Threats Alienate Syrians From Lebanon


AP
Date: 03-19-05

By DONNA ABU-NASR, Associated Press Writer

DAMASCUS, Syria - Osama Muhammad, a Damascus businessman, says he no longer makes the 50-mile trip to Beirut to shop, dine and see movies. He's turned off by the anti-Syrian curses from Lebanese protesters, and the reports of Syrians being murdered.

"I'm boycotting everything Lebanese until my dignity is restored," said Muhammad.

He hasn't been there since a wave of anti-Syrian feeling erupted over the assassination of a popular politician. Hotel executive Imad Mansour did go back, but only to withdraw his life's savings from a Lebanese bank, because he has lost trust in Lebanon's economy.

And cabbie Ali Serhan, who has been shuttling passengers between Syria and Lebanon for 10 years, says times are bad. "I used to make up to three trips a day before," he says. "Now I barely make a couple a week."

Many Syrians suddenly feel embittered and insecure in a country where they saw themselves as privileged. During 29 years in control of their tiny neighbor, Syrians looked at Lebanon as an engine of wealth, a place to play and a source of jobs for Syria's many unemployed.

They were always told by their government and state-controlled media that Syrian troops were in Lebanon as peacekeepers preserving stability in an ethnically fractured nation. But Syria's control has started to erode with its pullback of troops and intelligence agents a few days ago from populous areas to the eastern Bekaa Valley along the Syrian border, and many Lebanese are clamoring for their complete departure.
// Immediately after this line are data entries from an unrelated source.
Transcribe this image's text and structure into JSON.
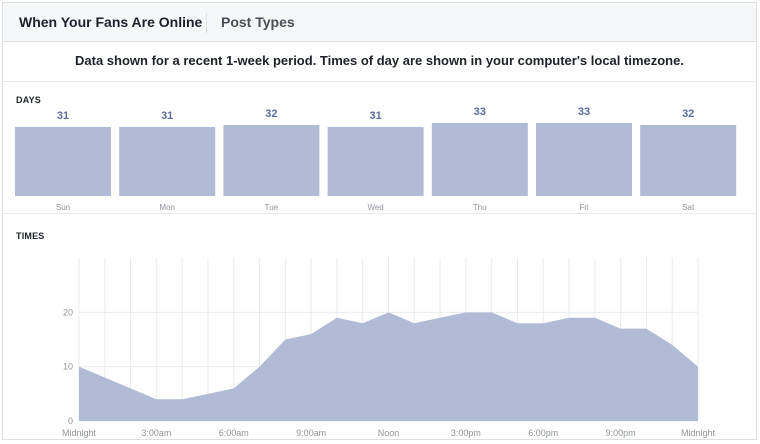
{
  "tabs": [
    {
      "label": "When Your Fans Are Online",
      "active": true
    },
    {
      "label": "Post Types",
      "active": false
    }
  ],
  "notice": "Data shown for a recent 1-week period. Times of day are shown in your computer's local timezone.",
  "colors": {
    "bar": "#b1bbd6",
    "value_label": "#5b6e9f",
    "axis_text": "#90949c"
  },
  "chart_data": [
    {
      "type": "bar",
      "section_label": "DAYS",
      "categories": [
        "Sun",
        "Mon",
        "Tue",
        "Wed",
        "Thu",
        "Fri",
        "Sat"
      ],
      "values": [
        31,
        31,
        32,
        31,
        33,
        33,
        32
      ]
    },
    {
      "type": "area",
      "section_label": "TIMES",
      "x": [
        0,
        1,
        2,
        3,
        4,
        5,
        6,
        7,
        8,
        9,
        10,
        11,
        12,
        13,
        14,
        15,
        16,
        17,
        18,
        19,
        20,
        21,
        22,
        23,
        24
      ],
      "values": [
        10,
        8,
        6,
        4,
        4,
        5,
        6,
        10,
        15,
        16,
        19,
        18,
        20,
        18,
        19,
        20,
        20,
        18,
        18,
        19,
        19,
        17,
        17,
        14,
        10
      ],
      "xticks": [
        "Midnight",
        "3:00am",
        "6:00am",
        "9:00am",
        "Noon",
        "3:00pm",
        "6:00pm",
        "9:00pm",
        "Midnight"
      ],
      "yticks": [
        "0",
        "10",
        "20"
      ],
      "ylim": [
        0,
        30
      ],
      "grid": true
    }
  ]
}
Now Syrians are seeing the sneering banners, jibes and obscenities directed at them during street rallies, and they have heard the anti-Syrian jokes, often racist and cruel, spread by e-mail and phone text messages in Lebanon.

One Syrian has been confirmed killed and several injured in stabbings and scuffles following the assassination of former Prime Minister Rafik Hariri, blamed by the Lebanese opposition on Syria and Lebanon's Damascus-backed government.

Damascus media reports say 35 Syrians have been killed, but there has been no official Syrian or Lebanese confirmation. Lebanese opposition leaders have urged their followers not to attack Syrians.

In a speech on March 5, President Bashar Assad became the first Syrian official to publicly admit that not "all our acts in Lebanon were correct."

"Yes, there were mistakes," said Muhammad, the businessman, over dinner of chicken with friends at a trendy Damascus cafe. "But what we're seeing from the Lebanese is spite and hatred. The Syrian soldiers sacrificed their lives for Lebanon's stability. We're getting ingratitude in return."

His friend, Shadi Thafer, a 31-year-old physiotherapist, told of a Syrian colleague whose car windows were smashed at the Lebanese ski resort of Faraya.

Noor Moussa, a 28-year-old radiologist at the table, saw an American plot to weaken Arab countries, grab their oil and boost Israel.

"America is an empire that ... doesn't want to have powerful nations in the region," he said. "Close ties between Lebanon and Syria make the two countries strong."

The alienation cuts both ways; shopkeepers in Damascus report a huge drop in Lebanese coming to shop for cheap clothes and food on weekends.

The tensions are likely to hurt the closely integrated economies of Lebanon and Syria.

Lebanon relies on hundreds of thousands of Syrian workers for manual labor, but their numbers have dwindled in recent weeks because many are scared to venture back into Lebanon. That adds to the 20 percent unemployment rate in Syria, while fewer migrant workers means less cash being sent here.

A Syrian run on Lebanese banks could also be a problem.

Lebanese banks still provide most foreign currency letters of credit that allow Syrians to import goods, both because such services do not exist in Damascus and because Syria is under U.S. sanctions imposed in 1979 and strengthened last year.

"Going through Lebanon is a good way to get around (the sanctions)," said Andrew Tabler, a Damascus-based fellow at the Institute of Current World Affairs and consulting editor for Syria Today.

Mansour, the hotel executive, said the Lebanese bank manager tried to dissuade him from withdrawing his money.

"I refused. I'm scared the Lebanese economy will deteriorate," he said. "Who wants to live with such worry?"